Friendship & Wisdom features true stories from over 50 remarkable women. One of the woman who shares her story in the book is Padma. Padma is a Hindu American and community activist working for social justice and understanding. Born in India, she arrived to the U.S. to start kindergarten in 1970 on Long Island. Returning to India with her family in 1981, she finished high school and college while living in a mainstream Hindu culture. Returning to New York in 1988 as a foreign student, she, her husband, and their two children have made Troy, Michigan their home since 1998. Padma is a founding member of the Troy-area Interfaith Group, as well as the Bharatiya Temple’s Outreach Committee.

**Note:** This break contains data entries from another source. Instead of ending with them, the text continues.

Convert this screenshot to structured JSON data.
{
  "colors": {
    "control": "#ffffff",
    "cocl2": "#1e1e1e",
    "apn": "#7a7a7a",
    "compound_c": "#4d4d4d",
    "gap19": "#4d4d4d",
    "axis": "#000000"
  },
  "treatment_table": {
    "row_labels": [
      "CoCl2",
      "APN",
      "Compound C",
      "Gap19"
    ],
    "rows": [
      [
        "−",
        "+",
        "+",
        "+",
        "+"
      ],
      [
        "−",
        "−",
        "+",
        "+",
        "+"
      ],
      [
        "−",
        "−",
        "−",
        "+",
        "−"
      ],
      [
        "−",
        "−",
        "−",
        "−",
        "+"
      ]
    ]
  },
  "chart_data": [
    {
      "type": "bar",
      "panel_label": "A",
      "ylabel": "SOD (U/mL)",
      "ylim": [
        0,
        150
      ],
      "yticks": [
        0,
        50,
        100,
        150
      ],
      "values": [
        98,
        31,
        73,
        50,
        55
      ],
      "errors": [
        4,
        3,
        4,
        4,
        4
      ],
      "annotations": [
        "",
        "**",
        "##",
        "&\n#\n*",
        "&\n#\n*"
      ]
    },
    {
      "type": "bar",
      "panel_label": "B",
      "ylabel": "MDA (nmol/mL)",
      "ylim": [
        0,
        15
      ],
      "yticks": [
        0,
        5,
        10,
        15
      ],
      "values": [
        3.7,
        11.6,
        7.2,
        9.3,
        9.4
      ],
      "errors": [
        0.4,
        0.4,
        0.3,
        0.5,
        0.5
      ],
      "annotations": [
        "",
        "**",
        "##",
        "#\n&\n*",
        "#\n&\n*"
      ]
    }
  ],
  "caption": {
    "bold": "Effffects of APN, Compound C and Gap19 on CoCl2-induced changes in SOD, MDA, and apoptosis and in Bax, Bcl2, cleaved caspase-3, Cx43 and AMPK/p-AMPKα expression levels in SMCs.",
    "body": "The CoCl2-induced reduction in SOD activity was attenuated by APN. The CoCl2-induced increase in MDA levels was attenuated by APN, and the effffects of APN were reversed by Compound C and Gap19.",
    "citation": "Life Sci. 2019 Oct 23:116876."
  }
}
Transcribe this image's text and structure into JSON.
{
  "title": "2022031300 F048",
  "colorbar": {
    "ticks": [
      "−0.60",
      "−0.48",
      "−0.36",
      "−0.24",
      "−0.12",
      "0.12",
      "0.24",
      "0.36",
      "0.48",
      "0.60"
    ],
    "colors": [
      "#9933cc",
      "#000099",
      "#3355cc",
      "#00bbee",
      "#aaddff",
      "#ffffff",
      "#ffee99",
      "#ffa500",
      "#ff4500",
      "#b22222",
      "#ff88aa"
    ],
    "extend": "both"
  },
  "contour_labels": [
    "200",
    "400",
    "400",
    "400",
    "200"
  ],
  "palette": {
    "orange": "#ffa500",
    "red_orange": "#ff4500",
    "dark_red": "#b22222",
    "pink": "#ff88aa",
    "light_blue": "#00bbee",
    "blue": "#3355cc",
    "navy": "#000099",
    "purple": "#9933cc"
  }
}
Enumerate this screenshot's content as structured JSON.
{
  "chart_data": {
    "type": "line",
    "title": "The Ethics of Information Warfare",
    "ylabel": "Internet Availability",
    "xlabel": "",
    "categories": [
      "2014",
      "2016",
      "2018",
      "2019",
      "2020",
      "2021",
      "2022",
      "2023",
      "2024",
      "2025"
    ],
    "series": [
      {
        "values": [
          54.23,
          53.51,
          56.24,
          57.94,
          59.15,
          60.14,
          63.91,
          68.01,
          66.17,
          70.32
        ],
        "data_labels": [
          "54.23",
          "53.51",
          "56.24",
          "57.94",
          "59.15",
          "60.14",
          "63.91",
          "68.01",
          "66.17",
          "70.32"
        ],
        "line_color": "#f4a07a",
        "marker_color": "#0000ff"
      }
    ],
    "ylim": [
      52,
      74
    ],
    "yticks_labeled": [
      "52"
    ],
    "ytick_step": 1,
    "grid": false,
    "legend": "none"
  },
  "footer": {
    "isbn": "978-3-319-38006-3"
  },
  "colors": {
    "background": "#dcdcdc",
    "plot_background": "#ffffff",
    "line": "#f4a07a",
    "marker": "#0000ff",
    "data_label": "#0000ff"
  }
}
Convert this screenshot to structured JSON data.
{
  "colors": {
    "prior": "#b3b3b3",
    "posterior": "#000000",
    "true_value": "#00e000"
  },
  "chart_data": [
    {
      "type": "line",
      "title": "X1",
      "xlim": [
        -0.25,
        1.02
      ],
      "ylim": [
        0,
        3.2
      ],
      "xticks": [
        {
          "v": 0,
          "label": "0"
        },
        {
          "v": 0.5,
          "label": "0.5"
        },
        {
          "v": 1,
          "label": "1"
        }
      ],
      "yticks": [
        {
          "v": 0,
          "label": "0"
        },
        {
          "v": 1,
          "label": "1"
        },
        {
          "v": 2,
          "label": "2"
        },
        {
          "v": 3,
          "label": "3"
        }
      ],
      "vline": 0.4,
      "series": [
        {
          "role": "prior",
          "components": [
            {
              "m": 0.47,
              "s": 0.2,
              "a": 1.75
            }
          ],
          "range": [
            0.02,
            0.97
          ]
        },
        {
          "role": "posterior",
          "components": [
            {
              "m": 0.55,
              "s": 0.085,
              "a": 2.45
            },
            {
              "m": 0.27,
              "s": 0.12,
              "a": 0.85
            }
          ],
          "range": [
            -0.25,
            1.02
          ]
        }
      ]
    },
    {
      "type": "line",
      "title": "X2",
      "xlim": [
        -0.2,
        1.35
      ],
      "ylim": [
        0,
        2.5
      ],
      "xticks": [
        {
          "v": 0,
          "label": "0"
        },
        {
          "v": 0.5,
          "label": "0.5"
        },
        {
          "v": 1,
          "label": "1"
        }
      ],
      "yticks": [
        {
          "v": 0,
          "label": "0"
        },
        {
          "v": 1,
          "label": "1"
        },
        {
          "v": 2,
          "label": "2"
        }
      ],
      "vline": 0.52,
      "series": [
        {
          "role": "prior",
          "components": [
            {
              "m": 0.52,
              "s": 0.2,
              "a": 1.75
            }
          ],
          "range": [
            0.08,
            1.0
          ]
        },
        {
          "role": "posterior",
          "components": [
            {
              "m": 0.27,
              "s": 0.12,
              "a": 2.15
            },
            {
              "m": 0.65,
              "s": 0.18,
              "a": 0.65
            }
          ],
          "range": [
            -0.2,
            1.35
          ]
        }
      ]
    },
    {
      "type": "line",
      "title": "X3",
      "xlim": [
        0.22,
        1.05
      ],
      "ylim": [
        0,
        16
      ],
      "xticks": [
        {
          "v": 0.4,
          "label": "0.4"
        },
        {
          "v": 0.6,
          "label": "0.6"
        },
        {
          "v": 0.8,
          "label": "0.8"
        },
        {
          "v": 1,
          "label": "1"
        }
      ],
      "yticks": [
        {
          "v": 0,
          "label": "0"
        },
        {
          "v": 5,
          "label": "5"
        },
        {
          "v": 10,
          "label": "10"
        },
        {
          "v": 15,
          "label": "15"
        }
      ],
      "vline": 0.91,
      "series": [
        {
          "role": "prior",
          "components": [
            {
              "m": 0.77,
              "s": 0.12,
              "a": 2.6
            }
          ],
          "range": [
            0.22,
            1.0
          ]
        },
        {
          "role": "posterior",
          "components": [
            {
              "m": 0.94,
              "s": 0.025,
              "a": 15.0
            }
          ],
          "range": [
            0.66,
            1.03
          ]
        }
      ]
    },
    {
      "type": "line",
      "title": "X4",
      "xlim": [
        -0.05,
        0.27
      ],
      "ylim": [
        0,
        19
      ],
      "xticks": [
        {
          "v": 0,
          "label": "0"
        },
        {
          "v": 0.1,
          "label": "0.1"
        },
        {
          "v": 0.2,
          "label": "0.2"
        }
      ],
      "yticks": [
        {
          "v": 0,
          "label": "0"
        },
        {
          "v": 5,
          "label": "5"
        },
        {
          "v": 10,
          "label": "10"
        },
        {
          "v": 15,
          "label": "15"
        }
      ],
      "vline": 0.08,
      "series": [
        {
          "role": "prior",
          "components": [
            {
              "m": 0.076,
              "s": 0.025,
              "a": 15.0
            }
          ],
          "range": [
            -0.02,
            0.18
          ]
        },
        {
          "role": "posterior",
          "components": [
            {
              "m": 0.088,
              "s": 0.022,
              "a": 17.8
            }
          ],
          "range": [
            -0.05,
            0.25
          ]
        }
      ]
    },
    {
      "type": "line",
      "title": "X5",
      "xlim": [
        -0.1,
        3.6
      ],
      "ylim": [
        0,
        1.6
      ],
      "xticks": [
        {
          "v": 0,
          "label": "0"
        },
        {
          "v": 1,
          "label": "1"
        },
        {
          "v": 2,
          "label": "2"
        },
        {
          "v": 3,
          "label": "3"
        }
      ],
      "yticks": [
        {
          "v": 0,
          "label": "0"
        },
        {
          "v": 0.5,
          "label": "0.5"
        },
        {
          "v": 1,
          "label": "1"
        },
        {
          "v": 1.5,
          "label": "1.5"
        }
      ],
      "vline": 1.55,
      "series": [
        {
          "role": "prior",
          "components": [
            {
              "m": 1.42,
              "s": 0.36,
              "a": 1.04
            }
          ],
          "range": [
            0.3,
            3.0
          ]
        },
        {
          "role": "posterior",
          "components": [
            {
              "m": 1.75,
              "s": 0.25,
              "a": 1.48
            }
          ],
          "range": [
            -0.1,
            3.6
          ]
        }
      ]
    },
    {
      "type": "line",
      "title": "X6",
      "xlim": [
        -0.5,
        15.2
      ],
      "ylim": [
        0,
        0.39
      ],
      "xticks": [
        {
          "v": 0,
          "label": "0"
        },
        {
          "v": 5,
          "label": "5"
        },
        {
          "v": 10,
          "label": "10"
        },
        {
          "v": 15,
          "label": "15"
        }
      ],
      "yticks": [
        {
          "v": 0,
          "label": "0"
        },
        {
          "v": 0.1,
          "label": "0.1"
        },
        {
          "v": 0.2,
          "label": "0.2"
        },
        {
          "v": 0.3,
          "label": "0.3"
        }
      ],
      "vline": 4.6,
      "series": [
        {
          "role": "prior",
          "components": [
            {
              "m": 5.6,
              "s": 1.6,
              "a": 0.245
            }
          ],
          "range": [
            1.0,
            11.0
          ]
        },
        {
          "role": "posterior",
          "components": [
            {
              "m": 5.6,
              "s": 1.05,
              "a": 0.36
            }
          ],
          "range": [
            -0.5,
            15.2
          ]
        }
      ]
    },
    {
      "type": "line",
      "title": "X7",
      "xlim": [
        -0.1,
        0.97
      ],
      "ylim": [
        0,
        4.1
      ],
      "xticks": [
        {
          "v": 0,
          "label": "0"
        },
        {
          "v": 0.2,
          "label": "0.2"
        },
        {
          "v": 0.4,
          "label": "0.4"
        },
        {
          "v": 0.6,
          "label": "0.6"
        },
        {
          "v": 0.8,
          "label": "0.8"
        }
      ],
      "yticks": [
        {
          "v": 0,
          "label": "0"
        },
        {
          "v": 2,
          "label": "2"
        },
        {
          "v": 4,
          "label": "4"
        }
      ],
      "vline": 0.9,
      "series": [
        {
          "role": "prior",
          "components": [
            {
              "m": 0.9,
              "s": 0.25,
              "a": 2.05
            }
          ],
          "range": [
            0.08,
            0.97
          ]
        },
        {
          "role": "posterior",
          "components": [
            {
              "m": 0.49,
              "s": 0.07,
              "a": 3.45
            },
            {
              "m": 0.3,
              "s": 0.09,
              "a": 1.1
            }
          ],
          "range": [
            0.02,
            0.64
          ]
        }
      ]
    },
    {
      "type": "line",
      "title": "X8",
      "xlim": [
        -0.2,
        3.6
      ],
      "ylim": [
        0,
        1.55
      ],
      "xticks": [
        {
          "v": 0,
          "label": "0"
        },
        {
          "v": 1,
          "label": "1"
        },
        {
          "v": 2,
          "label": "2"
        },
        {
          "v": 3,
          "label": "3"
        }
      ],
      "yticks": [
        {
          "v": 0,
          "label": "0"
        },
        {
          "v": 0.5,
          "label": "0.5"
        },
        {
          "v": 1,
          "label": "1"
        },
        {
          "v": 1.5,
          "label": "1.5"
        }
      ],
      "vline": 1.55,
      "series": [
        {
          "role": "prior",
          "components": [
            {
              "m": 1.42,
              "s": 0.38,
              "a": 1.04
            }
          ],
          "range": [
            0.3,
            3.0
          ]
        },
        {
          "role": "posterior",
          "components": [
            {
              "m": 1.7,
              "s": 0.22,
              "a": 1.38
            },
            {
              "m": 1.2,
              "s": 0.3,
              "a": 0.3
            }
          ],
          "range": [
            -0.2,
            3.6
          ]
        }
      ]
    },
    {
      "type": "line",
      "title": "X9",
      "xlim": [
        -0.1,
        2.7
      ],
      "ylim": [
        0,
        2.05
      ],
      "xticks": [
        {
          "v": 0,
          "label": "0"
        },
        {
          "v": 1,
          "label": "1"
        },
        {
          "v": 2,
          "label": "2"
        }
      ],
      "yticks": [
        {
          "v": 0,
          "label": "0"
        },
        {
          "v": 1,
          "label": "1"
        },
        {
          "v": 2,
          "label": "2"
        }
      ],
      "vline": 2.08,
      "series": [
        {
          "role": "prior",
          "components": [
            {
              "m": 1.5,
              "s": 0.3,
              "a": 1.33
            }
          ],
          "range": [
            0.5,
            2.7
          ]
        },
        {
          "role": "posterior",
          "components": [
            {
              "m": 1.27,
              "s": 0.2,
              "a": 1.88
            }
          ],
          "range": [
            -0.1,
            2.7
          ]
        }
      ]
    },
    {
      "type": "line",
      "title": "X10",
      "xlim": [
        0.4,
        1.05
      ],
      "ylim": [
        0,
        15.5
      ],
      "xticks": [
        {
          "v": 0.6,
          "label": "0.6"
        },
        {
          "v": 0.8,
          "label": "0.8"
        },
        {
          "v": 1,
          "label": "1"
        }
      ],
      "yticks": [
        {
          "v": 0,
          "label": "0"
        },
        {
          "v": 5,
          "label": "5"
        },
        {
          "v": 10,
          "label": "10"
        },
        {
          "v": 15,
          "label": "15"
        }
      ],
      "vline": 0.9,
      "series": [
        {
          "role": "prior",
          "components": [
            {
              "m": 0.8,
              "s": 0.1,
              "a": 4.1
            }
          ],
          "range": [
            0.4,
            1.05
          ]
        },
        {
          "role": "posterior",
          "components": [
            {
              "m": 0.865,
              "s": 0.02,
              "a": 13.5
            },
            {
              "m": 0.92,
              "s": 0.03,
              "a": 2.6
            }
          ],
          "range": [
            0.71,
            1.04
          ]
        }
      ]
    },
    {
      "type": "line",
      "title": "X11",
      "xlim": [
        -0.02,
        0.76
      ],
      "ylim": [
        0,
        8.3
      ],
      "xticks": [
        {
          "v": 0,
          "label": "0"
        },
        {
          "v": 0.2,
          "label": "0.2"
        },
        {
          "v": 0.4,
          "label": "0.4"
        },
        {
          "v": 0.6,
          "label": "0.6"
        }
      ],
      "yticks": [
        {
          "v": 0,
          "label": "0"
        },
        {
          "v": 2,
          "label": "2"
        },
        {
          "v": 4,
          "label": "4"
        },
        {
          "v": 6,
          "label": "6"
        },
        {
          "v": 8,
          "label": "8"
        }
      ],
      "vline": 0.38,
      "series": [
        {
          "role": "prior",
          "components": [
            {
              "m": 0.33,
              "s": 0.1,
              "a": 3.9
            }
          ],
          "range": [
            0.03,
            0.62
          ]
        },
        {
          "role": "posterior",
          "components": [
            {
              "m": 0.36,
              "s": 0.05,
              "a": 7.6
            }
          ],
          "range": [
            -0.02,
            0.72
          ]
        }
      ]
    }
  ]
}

Padma starts her story with profound words (page 89):
One of my favorite Bible verses from 1 Corinthians: “Faith, hope and love abide, these three; and the greatest of these is love.” This is a lot like passages in Hindu scriptures, including these words from the Maha Upanishad: “The whole world is a family.” There also is a prayer of peace in the Rig Veda that reads, in English: “May all be happy. May all be healthy. May all be prosperous. Let no one suffer.”
The Foreword by Barbara Mahany was also touching:
Day after day I wake up with my chest feeling hollowed. The space in my heart hurts so much, so immeasurable, I can’t fathom how to contain it. I shuffle down the stairs of my old shingled house, look out the windows into the quiet dawn, into the leafy arbors, and wonder how in the world can I stitch a single thread into the tatters of this world, this oozing brokenness all around?
And then the stories of this book landed on my desk. This, I knew right away, is where the answer lies: In ordinary-extraordinary stories of women who reach across doorways, and hallways, and kitchen counters – who see beyond burkas and veils and prayer beads and venerations.
Being in the presence of these women, you know there’s something special at work that you want to be a part of. Wisdom received from anyone is very important. With women, their wisdom allows them to see in another woman what she herself might not be able to see or articulate so clearly. When I opened the book that Trish had gifted me, I saw these words: “Weam, thanks for helping to change the world – one relationship at a time.”
I’m grateful for women like Trish and Padma and others who help make communities a better place. May their sisterhood circle continue to grow, prosper, and embrace the whole world.